The southeast region of the state, for example, has a lot of survivors among grouse, she said. The northwest and northcentral have the most and best habitat.

It might be wise to work in such places and allow survivors to disperse, or “build outward.”

Third, it needs to focus on harvest management. That means limiting take to increase the percentage of disease-resistant birds in the breeding population.

The commission closed the post-Christmas grouse season for 2017-18. Williams didn’t say if that might have to remain closed or if other seasons might need to be shortened.

She won’t make season recommendations for next year until January.

But the commission needs to increase virus-resistant birds as a percentage of the breeding population, she added.

If all that comes together, the birds could respond. But they need help now.

“The concern is that as these bad years come closer and closer together, if that’s going to be a pattern, then we really have an urgent management situation, even where we have good grouse populations,” she said.

Finding ways to bring doves, dove hunters together

They’re common in some other states and fairly popular, too.

But Pennsylvania’s never tried them.

That could change.

Game Commission officials – with an eye toward providing wingshooters action — are looking into the possibility of creating managed dove fields on state game lands.

Such fields are, according to the Missouri Department of Conservation – which creates many annually – “planted in sunflowers, wheat, millet, buckwheat, corn or a combination of these.”

They’re harvested to put seed on the ground and attract doves, said former Game Commissioner Dave Putnam of Centre County.

That goes on in stages, said commission president Brian Hoover of Chester County.
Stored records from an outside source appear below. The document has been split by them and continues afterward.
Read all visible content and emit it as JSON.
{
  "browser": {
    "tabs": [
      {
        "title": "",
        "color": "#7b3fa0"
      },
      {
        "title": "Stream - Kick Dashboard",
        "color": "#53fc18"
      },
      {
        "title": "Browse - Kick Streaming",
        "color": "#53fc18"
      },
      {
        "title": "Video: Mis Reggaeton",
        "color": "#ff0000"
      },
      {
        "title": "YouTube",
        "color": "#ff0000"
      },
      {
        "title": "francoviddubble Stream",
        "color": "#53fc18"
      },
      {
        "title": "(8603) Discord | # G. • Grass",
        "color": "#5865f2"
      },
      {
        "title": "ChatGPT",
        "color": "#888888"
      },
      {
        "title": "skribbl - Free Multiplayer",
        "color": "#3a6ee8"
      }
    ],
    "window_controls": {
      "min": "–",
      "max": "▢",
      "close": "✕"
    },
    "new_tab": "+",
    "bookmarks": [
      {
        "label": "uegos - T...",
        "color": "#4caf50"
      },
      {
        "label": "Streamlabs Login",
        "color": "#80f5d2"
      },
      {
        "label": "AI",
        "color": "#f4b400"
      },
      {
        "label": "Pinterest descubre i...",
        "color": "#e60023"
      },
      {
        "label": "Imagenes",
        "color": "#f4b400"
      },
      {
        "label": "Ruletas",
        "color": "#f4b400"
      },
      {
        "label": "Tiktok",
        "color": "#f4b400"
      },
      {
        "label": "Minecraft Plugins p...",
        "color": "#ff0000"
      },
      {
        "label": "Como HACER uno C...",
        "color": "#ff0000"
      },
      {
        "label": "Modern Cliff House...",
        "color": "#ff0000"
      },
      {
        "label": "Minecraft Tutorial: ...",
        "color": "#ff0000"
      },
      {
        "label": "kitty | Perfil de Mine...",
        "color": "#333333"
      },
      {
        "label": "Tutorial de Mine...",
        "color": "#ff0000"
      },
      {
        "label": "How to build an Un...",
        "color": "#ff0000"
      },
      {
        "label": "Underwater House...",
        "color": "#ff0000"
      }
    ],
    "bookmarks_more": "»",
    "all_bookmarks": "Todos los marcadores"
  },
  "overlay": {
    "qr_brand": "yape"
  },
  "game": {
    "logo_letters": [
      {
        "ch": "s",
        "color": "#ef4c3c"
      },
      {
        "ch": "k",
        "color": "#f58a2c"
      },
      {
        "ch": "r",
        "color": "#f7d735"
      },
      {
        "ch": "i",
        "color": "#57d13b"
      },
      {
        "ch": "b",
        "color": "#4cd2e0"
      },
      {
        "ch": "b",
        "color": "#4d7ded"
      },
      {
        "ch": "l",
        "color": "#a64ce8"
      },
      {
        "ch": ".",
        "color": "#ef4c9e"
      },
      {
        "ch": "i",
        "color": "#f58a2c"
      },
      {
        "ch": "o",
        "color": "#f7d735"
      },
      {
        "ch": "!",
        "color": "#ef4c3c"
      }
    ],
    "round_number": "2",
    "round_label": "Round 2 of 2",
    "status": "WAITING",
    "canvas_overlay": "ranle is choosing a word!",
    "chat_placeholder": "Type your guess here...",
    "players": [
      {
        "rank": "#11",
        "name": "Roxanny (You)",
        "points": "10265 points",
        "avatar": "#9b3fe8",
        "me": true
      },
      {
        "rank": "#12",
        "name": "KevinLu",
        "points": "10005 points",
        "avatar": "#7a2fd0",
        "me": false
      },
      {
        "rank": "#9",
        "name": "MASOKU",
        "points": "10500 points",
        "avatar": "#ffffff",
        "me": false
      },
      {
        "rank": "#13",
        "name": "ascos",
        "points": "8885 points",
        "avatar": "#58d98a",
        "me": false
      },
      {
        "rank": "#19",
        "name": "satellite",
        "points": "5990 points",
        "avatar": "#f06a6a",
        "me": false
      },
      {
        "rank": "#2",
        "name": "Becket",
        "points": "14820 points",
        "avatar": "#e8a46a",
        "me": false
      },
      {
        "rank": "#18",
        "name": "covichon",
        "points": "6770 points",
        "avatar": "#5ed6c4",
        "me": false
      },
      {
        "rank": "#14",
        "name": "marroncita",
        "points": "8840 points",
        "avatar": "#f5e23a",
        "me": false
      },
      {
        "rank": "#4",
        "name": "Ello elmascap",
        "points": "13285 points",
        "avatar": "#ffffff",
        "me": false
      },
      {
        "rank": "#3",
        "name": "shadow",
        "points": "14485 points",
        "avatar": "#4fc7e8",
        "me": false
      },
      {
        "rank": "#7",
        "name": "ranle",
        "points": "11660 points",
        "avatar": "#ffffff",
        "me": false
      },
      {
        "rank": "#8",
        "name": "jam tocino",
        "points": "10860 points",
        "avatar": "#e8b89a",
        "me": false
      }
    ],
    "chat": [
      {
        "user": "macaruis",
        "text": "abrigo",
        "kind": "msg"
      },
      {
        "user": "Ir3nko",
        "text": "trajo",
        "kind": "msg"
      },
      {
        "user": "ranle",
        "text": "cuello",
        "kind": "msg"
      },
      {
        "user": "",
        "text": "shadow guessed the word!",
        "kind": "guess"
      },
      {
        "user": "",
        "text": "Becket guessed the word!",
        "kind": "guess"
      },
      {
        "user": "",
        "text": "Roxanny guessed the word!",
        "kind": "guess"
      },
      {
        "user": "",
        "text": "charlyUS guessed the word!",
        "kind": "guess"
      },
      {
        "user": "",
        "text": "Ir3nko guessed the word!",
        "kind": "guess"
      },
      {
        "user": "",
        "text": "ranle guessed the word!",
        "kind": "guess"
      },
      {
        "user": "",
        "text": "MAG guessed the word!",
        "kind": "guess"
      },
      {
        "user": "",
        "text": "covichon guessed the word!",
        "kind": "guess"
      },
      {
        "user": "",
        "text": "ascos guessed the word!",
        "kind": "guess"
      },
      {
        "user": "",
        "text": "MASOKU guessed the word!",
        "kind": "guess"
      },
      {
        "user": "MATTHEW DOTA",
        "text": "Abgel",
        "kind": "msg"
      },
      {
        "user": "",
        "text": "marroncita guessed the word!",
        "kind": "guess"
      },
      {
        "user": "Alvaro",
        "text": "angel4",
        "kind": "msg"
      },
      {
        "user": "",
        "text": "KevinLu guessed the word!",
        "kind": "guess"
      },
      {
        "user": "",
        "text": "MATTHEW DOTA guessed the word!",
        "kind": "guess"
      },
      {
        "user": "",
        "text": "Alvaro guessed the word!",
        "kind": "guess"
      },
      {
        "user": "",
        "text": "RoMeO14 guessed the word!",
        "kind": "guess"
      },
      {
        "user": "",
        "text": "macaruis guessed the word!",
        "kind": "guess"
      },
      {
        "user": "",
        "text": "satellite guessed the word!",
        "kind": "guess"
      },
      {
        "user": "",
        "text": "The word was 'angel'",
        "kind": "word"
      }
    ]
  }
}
Habitat crews cut down four or five rows of crops one week, then go back to do another four or five the next week, he said.

Ian Gregg, game management division chief for the Game Commission, said wildlife agencies in a number of states – West Virginia, North Carolina, South Carolina and Missouri, among others – manage fields for doves. Some are open to hunters without restriction; others require a permit, albeit only at certain times, like opening day, to limit pressure.

The commission is investigating whether it might make sense to develop some here.

There are pros and cons to the idea, Gregg said.

The pros, he said, is that managed fields are popular with hunters. In other states, especially early in the season, before hunting for other species starts, they draw good crowds.

The cons are that they are labor intensive and therefore somewhat costly, he said. Their popularity wanes as the season progresses, he added.

The commission’s investigation is ongoing; Gregg said. No decisions have been made and may not be for a while.

“There’s still a lot more we need to do to figure out what we might want to do with this,” he said.